The race for the GOP nomination for US Senator from Texas took an odd turn recently. Ted Cruz, the former Solicitor General of Texas, is running for this seat against various opponents, including Texas Lieutenant Governor David Dewhurst, who is widely considered to be the frontrunner at this time.
At events in Tyler and Sugarland, Texas, Cruz referred to the New York–based Council on Foreign Relations as “a pernicious nest of snakes” that is acting to undermine US sovereignty, as shown in an article (with video) by Ben Smith in Politico.
While such anti-CFR rhetoric is not uncommon among more fringe elements of the right, particularly in Alex Jones country, this isn’t really the sort of thing one expects to hear from a polished candidate like Cruz. He is a partner at the white-shoe law firm of Morgan, Lewis & Bockius, a graduate of Princeton and Harvard Law School, and his wife (as is pointed out in the Politico article) was a term member of the Council on Foreign Relations until earlier this year. This incident caused Paul Burka, senior executive editor at Texas Monthly, to ask:
Why Cruz has aligned himself with the loonies in this race is beyond me. With all the serious problems the country is facing, why would he choose to focus on the Council of Foreign Relations? No one in politics has even thought about the CFR since the Cold War ended, except, apparently, people in Tyler and Sugarland and Mrs. Cruz.
I’m completely speculating here, but I suspect the reason why Cruz is taking this position is because he’s been facing criticism from elements of the Republican Party here in Texas because of his wife’s past membership in the CFR and by extension his linkage to it.
This criticism has largely been under the radar, but it is the sort of thing one sees mentioned about Cruz in online articles about him (often in the comments sections) and I’m guessing that is a fact that hasn’t gone unnoticed by Cruz’s campaign.
I’m not suggesting Ted Cruz is being insincere in his criticism of the Council on Foreign Relations.

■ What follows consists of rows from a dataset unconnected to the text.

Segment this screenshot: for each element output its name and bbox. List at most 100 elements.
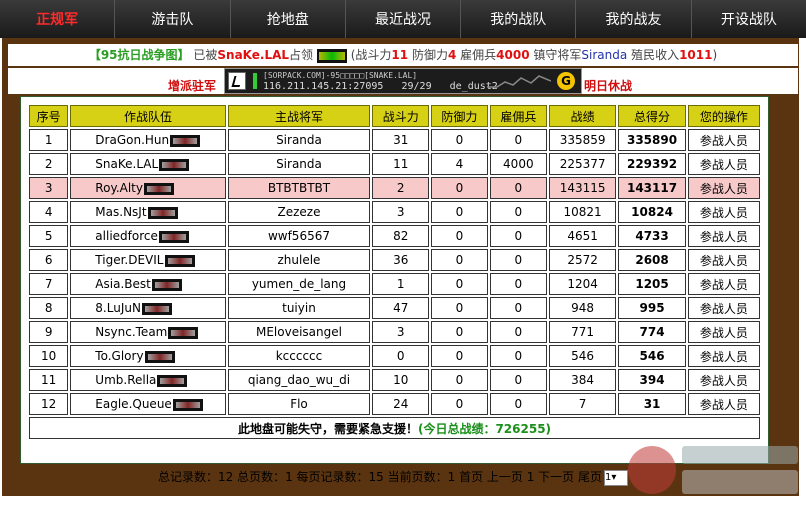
- row-team[interactable]: DraGon.Hun: [70, 129, 226, 151]
- col-power: 战斗力: [372, 105, 430, 127]
- page-select-value: 1: [604, 471, 612, 483]
- nav-guerrilla[interactable]: 游击队: [115, 0, 231, 38]
- col-operation: 您的操作: [687, 105, 760, 127]
- participants-link[interactable]: 参战人员: [687, 153, 760, 175]
- row-defense: 0: [431, 249, 488, 271]
- row-power: 2: [372, 177, 430, 199]
- participants-link[interactable]: 参战人员: [687, 177, 760, 199]
- participants-link[interactable]: 参战人员: [687, 321, 760, 343]
- row-record: 225377: [548, 153, 617, 175]
- participants-link[interactable]: 参战人员: [687, 129, 760, 151]
- row-defense: 0: [431, 393, 488, 415]
- row-team[interactable]: Mas.NsJt: [70, 201, 226, 223]
- row-record: 1204: [548, 273, 617, 295]
- team-name[interactable]: To.Glory: [95, 349, 143, 363]
- participants-link[interactable]: 参战人员: [687, 249, 760, 271]
- nav-regular-army[interactable]: 正规军: [0, 0, 116, 38]
- team-logo-icon: [170, 134, 201, 147]
- pagination-text[interactable]: 总记录数：12 总页数：1 每页记录数：15 当前页数：1 首页 上一页 1 下…: [158, 470, 602, 484]
- participants-link[interactable]: 参战人员: [687, 393, 760, 415]
- row-team[interactable]: Tiger.DEVIL: [70, 249, 226, 271]
- general-value[interactable]: Siranda: [581, 48, 627, 62]
- row-general[interactable]: yumen_de_lang: [227, 273, 371, 295]
- row-team[interactable]: SnaKe.LAL: [70, 153, 226, 175]
- row-team[interactable]: Nsync.Team: [70, 321, 226, 343]
- participants-link[interactable]: 参战人员: [687, 201, 760, 223]
- row-team[interactable]: Eagle.Queue: [70, 393, 226, 415]
- banner-title: [SORPACK.COM]-95□□□□□[SNAKE.LAL]: [263, 71, 418, 80]
- row-team[interactable]: 8.LuJuN: [70, 297, 226, 319]
- row-general[interactable]: wwf56567: [227, 225, 371, 247]
- row-team[interactable]: alliedforce: [70, 225, 226, 247]
- table-row: 9 Nsync.Team MEloveisangel 3 0 0 771 774…: [29, 321, 760, 343]
- row-general[interactable]: zhulele: [227, 249, 371, 271]
- row-team[interactable]: Asia.Best: [70, 273, 226, 295]
- row-team[interactable]: To.Glory: [70, 345, 226, 367]
- nav-grab-territory[interactable]: 抢地盘: [231, 0, 346, 38]
- nav-my-comrades[interactable]: 我的战友: [576, 0, 692, 38]
- table-row: 12 Eagle.Queue Flo 24 0 0 7 31 参战人员: [29, 393, 760, 415]
- row-total: 31: [618, 393, 686, 415]
- row-no: 10: [29, 345, 69, 367]
- row-mercs: 0: [489, 393, 547, 415]
- row-defense: 0: [431, 345, 488, 367]
- team-name[interactable]: Tiger.DEVIL: [95, 253, 163, 267]
- team-name[interactable]: SnaKe.LAL: [95, 157, 158, 171]
- occupying-team[interactable]: SnaKe.LAL: [217, 48, 289, 62]
- send-troops-link[interactable]: 增派驻军: [168, 77, 216, 94]
- nav-my-team[interactable]: 我的战队: [461, 0, 577, 38]
- team-name[interactable]: Asia.Best: [95, 277, 151, 291]
- row-team[interactable]: Umb.Rella: [70, 369, 226, 391]
- team-name[interactable]: Umb.Rella: [95, 373, 156, 387]
- participants-link[interactable]: 参战人员: [687, 369, 760, 391]
- table-row: 1 DraGon.Hun Siranda 31 0 0 335859 33589…: [29, 129, 760, 151]
- row-general[interactable]: MEloveisangel: [227, 321, 371, 343]
- team-name[interactable]: Roy.Alty: [95, 181, 143, 195]
- mercs-label: 雇佣兵: [460, 48, 497, 62]
- team-logo-icon: [144, 350, 175, 363]
- bracket-open: 【: [88, 48, 101, 62]
- participants-link[interactable]: 参战人员: [687, 297, 760, 319]
- row-general[interactable]: tuiyin: [227, 297, 371, 319]
- row-record: 384: [548, 369, 617, 391]
- col-general: 主战将军: [227, 105, 371, 127]
- truce-tomorrow-label: 明日休战: [584, 79, 633, 93]
- participants-link[interactable]: 参战人员: [687, 345, 760, 367]
- mercs-value: 4000: [496, 48, 530, 62]
- table-row: 6 Tiger.DEVIL zhulele 36 0 0 2572 2608 参…: [29, 249, 760, 271]
- participants-link[interactable]: 参战人员: [687, 273, 760, 295]
- participants-link[interactable]: 参战人员: [687, 225, 760, 247]
- table-row-highlighted: 3 Roy.Alty BTBTBTBT 2 0 0 143115 143117 …: [29, 177, 760, 199]
- team-name[interactable]: DraGon.Hun: [95, 133, 169, 147]
- row-general[interactable]: qiang_dao_wu_di: [227, 369, 371, 391]
- team-name[interactable]: alliedforce: [95, 229, 158, 243]
- team-name[interactable]: 8.LuJuN: [95, 301, 141, 315]
- server-banner[interactable]: [SORPACK.COM]-95□□□□□[SNAKE.LAL] 116.211…: [224, 68, 582, 94]
- territory-name[interactable]: 95抗日战争图: [101, 48, 178, 62]
- row-mercs: 0: [489, 201, 547, 223]
- row-general[interactable]: BTBTBTBT: [227, 177, 371, 199]
- team-name[interactable]: Eagle.Queue: [95, 397, 172, 411]
- row-general[interactable]: Siranda: [227, 129, 371, 151]
- row-no: 3: [29, 177, 69, 199]
- team-name[interactable]: Mas.NsJt: [95, 205, 146, 219]
- table-row: 4 Mas.NsJt Zezeze 3 0 0 10821 10824 参战人员: [29, 201, 760, 223]
- nav-create-team[interactable]: 开设战队: [692, 0, 806, 38]
- watermark-emblem-icon: [628, 446, 676, 494]
- page-select[interactable]: 1▾: [603, 469, 628, 486]
- row-no: 5: [29, 225, 69, 247]
- row-general[interactable]: kcccccc: [227, 345, 371, 367]
- row-total: 774: [618, 321, 686, 343]
- nav-recent-battles[interactable]: 最近战况: [346, 0, 462, 38]
- row-general[interactable]: Zezeze: [227, 201, 371, 223]
- team-name[interactable]: Nsync.Team: [95, 325, 167, 339]
- team-logo-icon: [144, 182, 174, 195]
- row-no: 12: [29, 393, 69, 415]
- pagination: 总记录数：12 总页数：1 每页记录数：15 当前页数：1 首页 上一页 1 下…: [158, 468, 628, 486]
- row-general[interactable]: Siranda: [227, 153, 371, 175]
- bracket-close: 】: [177, 48, 190, 62]
- row-team[interactable]: Roy.Alty: [70, 177, 226, 199]
- row-total: 995: [618, 297, 686, 319]
- paren-open: (战斗力: [350, 48, 392, 62]
- row-general[interactable]: Flo: [227, 393, 371, 415]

It is not uncommon for people who see an organization from the inside or near-inside to become critics of that organization, based on what they saw and heard up close and personal. But it’s also likely that he is criticizing the CFR because he feels like he has to, in order to distance himself from an organization that isn’t necessarily popular among the Tea Party constituency that he is courting in his run for the US Senate. Necessity is the mother of more than just invention.